Rhetoric cools, issue does not
After a week of tense exchanges between U.S. and Israeli officials, both sides appear to be pulling back from the brink. But that doesn’t mean the issue that sparked this confrontation — new Jewish housing in east Jerusalem — is resolved. It isn’t.
On Tuesday, Israel’s ambassador to the United States, Michael Oren, denied ever saying that relations between the two countries were at a 35-year-low. He claimed he was “flagrantly misquoted.”

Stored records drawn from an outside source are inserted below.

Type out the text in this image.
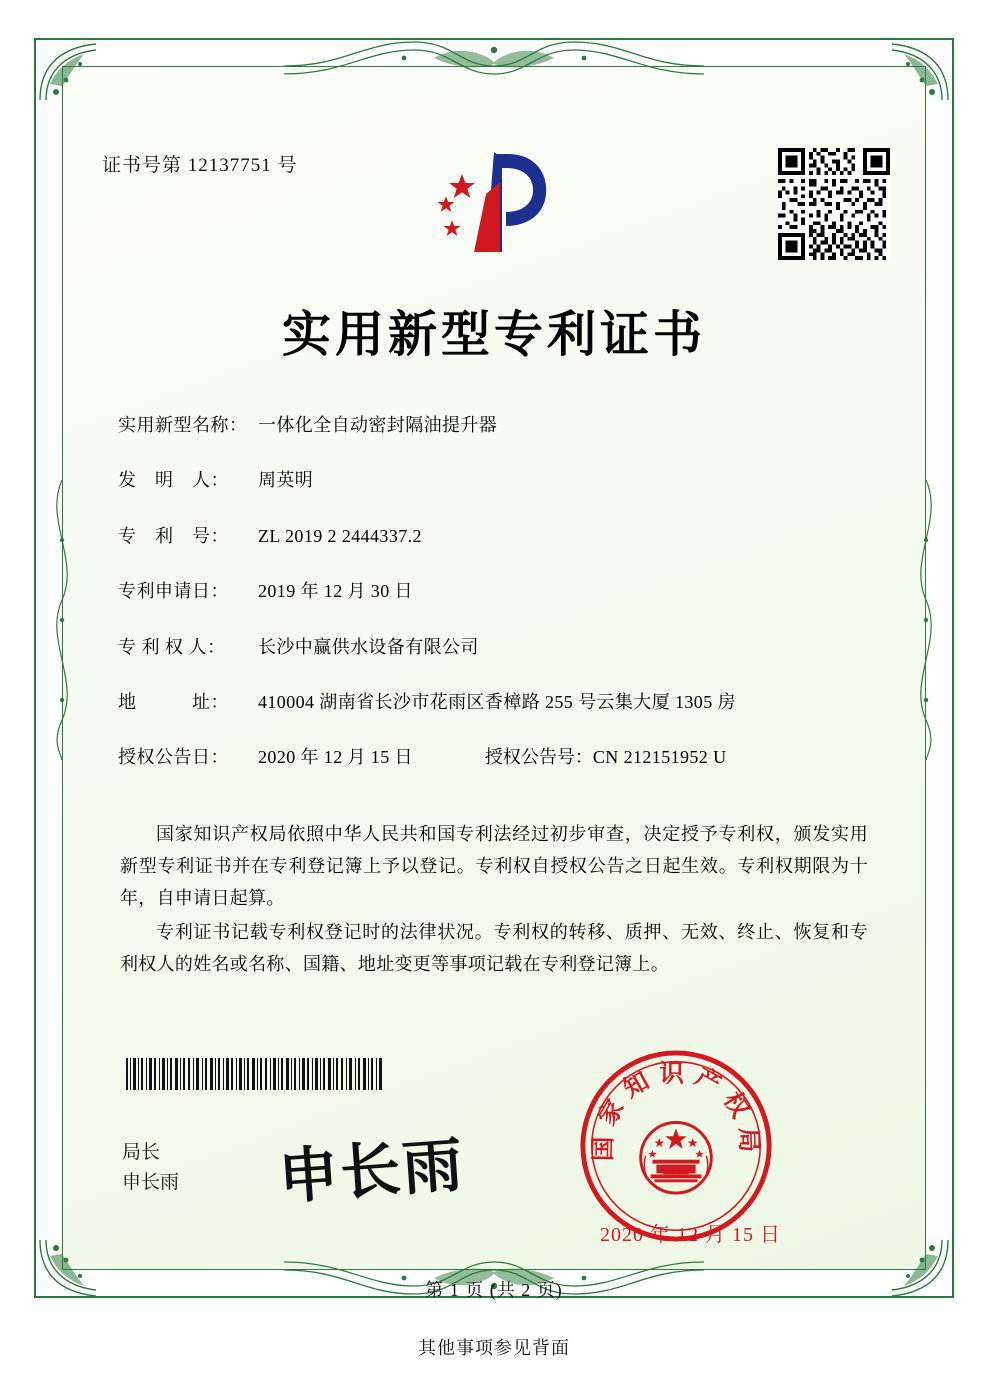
证书号第 12137751 号
实用新型专利证书
实用新型名称： 一体化全自动密封隔油提升器
发　明　人：	周英明
专　利　号：	ZL 2019 2 2444337.2
专利申请日：	2019 年 12 月 30 日
专 利 权 人：	长沙中赢供水设备有限公司
地　　　址：	410004 湖南省长沙市花雨区香樟路 255 号云集大厦 1305 房
授权公告日：	2020 年 12 月 15 日	授权公告号： CN 212151952 U

国家知识产权局依照中华人民共和国专利法经过初步审查，决定授予专利权，颁发实用新型专利证书并在专利登记簿上予以登记。专利权自授权公告之日起生效。专利权期限为十年，自申请日起算。

专利证书记载专利权登记时的法律状况。专利权的转移、质押、无效、终止、恢复和专利权人的姓名或名称、国籍、地址变更等事项记载在专利登记簿上。

局长
申长雨 申长雨	国家知识产权局
2020 年 12 月 15 日
第 1 页 (共 2 页)
其他事项参见背面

U.S. officials were no less adamant about their remarks, denying an account in the Israeli daily Yediot Achronot last week that Vice President Joe Biden told Israeli Prime Minister Benjamin Netanyahu that Israel was endangering the lives of American troops in the region with its housing policy.
Israel did embarrass Biden during last week’s visit to the region by announcing that it was building 1,600 housing units in eastern Jerusalem. That’s for sure, and the interior minister, who made the announcement while Biden was in the country, ought to be fired.
But the White House cleverly used the incident to demand Israel meet certain conditions it wants, including a rescinding of the housing announcement, making a significant gesture to the Palestinian Authority such as a prisoner release, and promising to address the stickiest of issues in upcoming peace talks — Jerusalem, final borders, refugees.
Israel could hardly meet those conditions, not now anyway. Terrorist groups would see such acquiescence as a sign of weakness and become even more emboldened.
But the Obama administration wasn’t the only slighted party. U.S. officials were virtually silent that same week as Palestinian Authority dedicated a public square in Ramallah to a terrorist who killed 37 Israelis, including 12 children, in a 1978 bus hijacking. They were almost equally passive when Palestinians hypocritically claimed that Monday’s rededication of a synagogue in the Jewish Quarter of Old Jerusalem — twice destroyed in Arab attacks over the years — was actually a precursor for attacks on Muslim holy sites. (The State Department did eventually issue a half-hearted criticism of that claim.)
The bottom line is Biden wasn’t the only embarrassed party here. The U.S. administration needs to re-examine its own statements, or lack thereof.
These are clearly acts of incitement by Fatah.
Until that happens, both sides believe they have unresolved issues. They may be toning down the war of words, but it’s only a cease-fire, not an armistice.